Iolanta / Casse-Noisette à l’Opéra Garnier offre une soirée féérique
Stéphane Lissner, le Directeur de l’Opéra de Paris, avait annoncé vouloir mettre en valeur les « masses artistiques » de l'institution. Cela s’était d’abord traduit, en début de saison par la programmation de Moïse et Aaron de Schoenberg, qui avait mis en lumière le travail grandiose de l'orchestre et du chœur. Cela se traduit de nouveau dans cette production associant l’opéra Iolanta et le ballet Casse-Noisette, deux œuvres de Tchaïkovski qui n’avaient plus été présentées ensemble depuis leur création. A cette occasion, sont donc réunis l’Orchestre, le Chœur et le Chœur d’enfants, ainsi que les Etoiles, les Premiers danseurs et le Corps de ballet de l’Opéra de Paris.
L’opéra, Iolanta, narre l’histoire d’une princesse aveugle, vivant isolée afin de n’être point informée de sa cécité. Elle vit donc sans imaginer qu’il soit possible de voir, sans conceptualiser ce qu’est une lumière, jusqu’au jour où un Chevalier, Vaudémont, l’approche, tombe amoureux d’elle, et lui révèle son handicap, ouvrant la voie à sa guérison.

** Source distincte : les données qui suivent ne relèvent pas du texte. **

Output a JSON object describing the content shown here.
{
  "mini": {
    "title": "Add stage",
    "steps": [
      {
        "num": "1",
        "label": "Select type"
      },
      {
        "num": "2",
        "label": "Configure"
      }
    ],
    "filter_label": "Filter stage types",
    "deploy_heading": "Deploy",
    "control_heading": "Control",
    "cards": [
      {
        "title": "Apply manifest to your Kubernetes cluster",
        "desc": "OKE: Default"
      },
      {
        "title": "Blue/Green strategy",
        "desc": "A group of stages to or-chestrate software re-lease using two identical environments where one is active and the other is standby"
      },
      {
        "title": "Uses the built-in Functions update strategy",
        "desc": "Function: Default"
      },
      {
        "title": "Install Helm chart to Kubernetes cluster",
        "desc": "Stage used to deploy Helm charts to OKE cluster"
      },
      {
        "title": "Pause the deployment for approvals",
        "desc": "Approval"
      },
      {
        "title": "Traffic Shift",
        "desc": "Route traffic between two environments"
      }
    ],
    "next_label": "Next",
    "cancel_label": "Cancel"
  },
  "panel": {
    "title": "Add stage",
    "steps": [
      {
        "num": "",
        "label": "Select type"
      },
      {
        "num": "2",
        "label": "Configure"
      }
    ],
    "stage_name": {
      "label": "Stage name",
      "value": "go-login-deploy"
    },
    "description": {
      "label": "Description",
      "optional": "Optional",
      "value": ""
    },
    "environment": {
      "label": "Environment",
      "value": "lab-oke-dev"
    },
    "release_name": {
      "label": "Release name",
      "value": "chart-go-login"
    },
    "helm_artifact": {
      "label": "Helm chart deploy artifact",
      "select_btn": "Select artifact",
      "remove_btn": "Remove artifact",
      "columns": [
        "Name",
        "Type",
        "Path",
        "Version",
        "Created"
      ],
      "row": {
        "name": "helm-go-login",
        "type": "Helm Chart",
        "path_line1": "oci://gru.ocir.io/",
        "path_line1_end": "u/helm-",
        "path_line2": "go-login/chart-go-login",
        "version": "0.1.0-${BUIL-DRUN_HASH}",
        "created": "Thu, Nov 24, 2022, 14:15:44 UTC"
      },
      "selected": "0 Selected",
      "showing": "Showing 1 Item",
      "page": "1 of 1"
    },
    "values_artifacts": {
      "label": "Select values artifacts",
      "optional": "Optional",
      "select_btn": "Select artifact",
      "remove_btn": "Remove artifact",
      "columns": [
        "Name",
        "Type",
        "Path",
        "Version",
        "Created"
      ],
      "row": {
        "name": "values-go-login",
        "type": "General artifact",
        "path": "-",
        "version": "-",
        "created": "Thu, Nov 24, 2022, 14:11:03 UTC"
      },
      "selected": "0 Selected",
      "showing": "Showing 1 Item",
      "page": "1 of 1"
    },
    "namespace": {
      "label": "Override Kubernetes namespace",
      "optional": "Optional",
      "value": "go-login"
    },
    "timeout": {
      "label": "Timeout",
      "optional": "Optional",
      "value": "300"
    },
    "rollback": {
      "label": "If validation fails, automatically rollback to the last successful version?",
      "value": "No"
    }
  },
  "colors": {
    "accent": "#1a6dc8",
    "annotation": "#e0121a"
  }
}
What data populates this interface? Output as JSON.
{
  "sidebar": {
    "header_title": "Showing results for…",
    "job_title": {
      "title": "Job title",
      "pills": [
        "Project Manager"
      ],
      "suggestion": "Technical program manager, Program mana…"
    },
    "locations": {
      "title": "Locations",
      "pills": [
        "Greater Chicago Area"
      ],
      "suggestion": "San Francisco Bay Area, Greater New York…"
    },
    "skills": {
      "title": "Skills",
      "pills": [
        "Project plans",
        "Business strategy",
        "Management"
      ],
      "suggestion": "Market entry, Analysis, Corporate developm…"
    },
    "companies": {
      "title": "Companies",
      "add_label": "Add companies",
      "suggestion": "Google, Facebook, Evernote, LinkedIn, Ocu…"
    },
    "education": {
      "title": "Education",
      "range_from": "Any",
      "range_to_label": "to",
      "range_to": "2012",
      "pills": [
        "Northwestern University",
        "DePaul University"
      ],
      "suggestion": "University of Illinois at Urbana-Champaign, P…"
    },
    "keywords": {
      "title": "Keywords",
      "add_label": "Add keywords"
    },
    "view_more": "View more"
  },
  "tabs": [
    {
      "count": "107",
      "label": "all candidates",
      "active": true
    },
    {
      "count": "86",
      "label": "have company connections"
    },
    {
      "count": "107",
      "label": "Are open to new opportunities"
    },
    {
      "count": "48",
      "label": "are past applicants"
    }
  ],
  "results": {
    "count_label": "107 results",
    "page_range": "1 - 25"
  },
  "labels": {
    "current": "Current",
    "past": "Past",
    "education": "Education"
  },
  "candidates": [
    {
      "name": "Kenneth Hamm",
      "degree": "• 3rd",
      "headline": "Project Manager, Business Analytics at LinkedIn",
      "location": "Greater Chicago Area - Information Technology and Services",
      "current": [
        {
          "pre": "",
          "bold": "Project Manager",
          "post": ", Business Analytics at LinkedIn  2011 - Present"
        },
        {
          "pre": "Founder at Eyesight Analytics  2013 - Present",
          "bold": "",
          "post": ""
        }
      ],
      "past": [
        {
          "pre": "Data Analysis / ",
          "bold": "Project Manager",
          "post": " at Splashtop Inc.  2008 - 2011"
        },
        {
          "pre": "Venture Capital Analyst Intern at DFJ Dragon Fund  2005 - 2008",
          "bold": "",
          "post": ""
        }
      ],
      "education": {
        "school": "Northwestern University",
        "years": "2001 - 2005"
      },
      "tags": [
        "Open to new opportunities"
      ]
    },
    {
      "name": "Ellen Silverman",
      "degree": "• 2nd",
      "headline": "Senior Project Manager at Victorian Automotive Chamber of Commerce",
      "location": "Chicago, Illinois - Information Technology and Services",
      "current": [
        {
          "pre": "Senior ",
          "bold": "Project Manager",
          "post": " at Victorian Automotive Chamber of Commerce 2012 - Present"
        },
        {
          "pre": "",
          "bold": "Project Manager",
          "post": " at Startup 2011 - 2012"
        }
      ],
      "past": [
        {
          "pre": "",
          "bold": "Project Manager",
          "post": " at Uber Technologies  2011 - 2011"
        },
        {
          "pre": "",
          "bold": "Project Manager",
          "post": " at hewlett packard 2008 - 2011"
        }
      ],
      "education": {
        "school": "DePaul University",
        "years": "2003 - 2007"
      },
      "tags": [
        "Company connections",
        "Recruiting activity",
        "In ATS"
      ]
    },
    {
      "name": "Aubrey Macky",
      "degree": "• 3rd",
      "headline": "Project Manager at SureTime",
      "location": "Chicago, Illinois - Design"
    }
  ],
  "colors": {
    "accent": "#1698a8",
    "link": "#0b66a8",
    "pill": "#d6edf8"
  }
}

Sonya Yoncheva et Arnold Rutkowski dans Iolanta (© Agathe Poupeney)
C’est la soprano Sonya Yoncheva, qui n’était pas revenue à l’Opéra de Paris depuis la Lucia di Lammermoor qui l’avait révélée en 2013, qui interprète le rôle-titre. Comme en 2013, d’ailleurs, la chanteuse aura interprété cette année la Première de la production en version concertante, une grève empêchant la tenue d’une version scénique. Et comme en 2013, la soprano a ébloui le public lors de cette seconde représentation, en version scénique cette fois, dans sa robe blanche légère (rappelant également celle de sa Lucia). Son interprétation, alliant sensibilité et expressivité, émeut. Sa gestuelle et sa démarche, manifestement très travaillées, crédibilisent d’emblée la cécité de son personnage. Son jeu sans parole, c’est-à-dire lorsque l'intrigue s'attache à d’autres personnages, captive. Enfin, sa voix de velours, portée par une projection, une prononciation et une intention sans pareil, la place sans conteste au sein du club très fermé des plus grandes sopranos du monde. Rares sont en effet les voix, si parfaites sur l’ensemble de la tessiture, capables d’aller directement au cœur du spectateur.
Face à elle, le ténor polonais Arnold Rutkowski interprète Vaudémont. Le spécialiste du rôle (c’est déjà lui qui le tenait à Aix-en-Provence l’été dernier, et lui encore qui le chantera à Lyon en mai dans la mise en scène de Peter Sellars) brille par sa puissance et sa maîtrise, malgré un jeu légèrement figé. Sa voix se marie parfaitement à celle de Yoncheva, offrant un duo de grande qualité. Son entrée avec Andrei Jilihovschi, chanteur du Bolchoï, apporte un vent de fraîcheur à l’ensemble. Ce dernier déploie fougueusement sa voix de baryton dans une intervention très applaudie.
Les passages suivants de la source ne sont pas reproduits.